All this brings to mind the seminal show about gay male friendships, Showtime’s “Queer as Folk.” Side by side comparisons of these two series could provide no better testimony to just how far gay rights have progressed in the last decade. Homophobia wasn’t just an issue in “Queer as Folk”—it was the issue. On “Looking,” it hasn’t yet come up in the four episodes I’ve watched, much as it likely doesn’t come up often on the streets of San Francisco. Identity politics, internalized shame, and grassroots activism have been replaced by the more quotidian concerns of Zumba, NSFW internet browsing, and what to wear to the Folsom Street Fair.
Yet there is something subversive going on here. For years the argument went that gay men and lesbians were just like everyone else. They wanted the same things—love, commitment, family—that their heterosexual peers wanted. “Looking” suggests that, while this may be true, the ways in which gay men define love, commitment, and family are not necessarily constrained to the focus-group-approved talking points that progressive activists have been hawking for so many years now.

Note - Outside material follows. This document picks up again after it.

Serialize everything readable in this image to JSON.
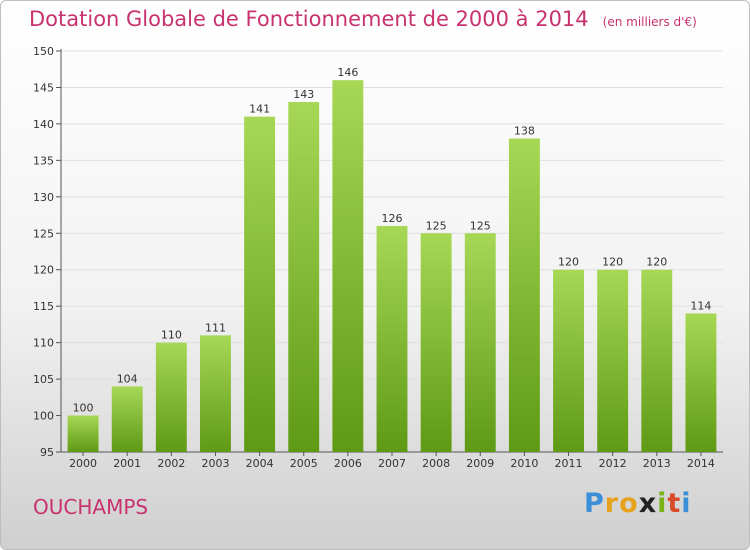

Certainly Agustin—who moves in with his boyfriend but refuses to entertain the idea of monogamy (“All men cheat eventually,” he says), and flirts with the idea of becoming a sex worker after meeting one in a coffee shop—would not be the poster child held up by the folks at HRC as to why LGBT people deserve equal rights. But as we move beyond issues of rights, shouldn’t the next generation of television shows allow for a broader spectrum of gay characters, not just your Kirks and Cams and Mitchells? A similar progression occurred with African American characters as TV transitioned from the '70s into the '80s, when shows such as “Good Times” and “What’s Happening” made way for “The Cosby Show” and “A Different World.”
With its numerous references to Instagram, OK Cupid, Facebook, and Grindr, “Looking” aims to be very much of the moment. But there is a danger in embracing reality so fully—it leaves little room for the exploration of more universal truths via the possible rather than the actual. “Girls” is such a watercooler show because it dares to thrust its cast into dark, thorny places, to amplify the self-absorbed narcissism of its central characters in order to arrive at some hard-earned nuggets about what it means to be an urban twenty-something female today. “Looking” is satisfied with giving you a peek into the lives of fairly ordinary gay men—without satire or larger commentary, but also without the sex-expunging, kumbaya-we’re-all-alike platitudes of shows like “Glee” and “Modern Family.”
And yet, I still found myself drawn in, wishing that Patrick would finally connect with Richie, hoping that Agustin and Frank could find a way to make their relationship work, rooting for Dom to convince Lynn (Scott Bakula) to invest in his new restaurant. The situations may seem familiar, but they are funny and comforting. One day, a twenty something gay man will come along and skewer his peers much as Lena Dunham does hers—it’s not as if the gay community in San Francisco (or elsewhere) isn’t ripe for satire. But perhaps America isn’t ready for its gay “Girls” just yet.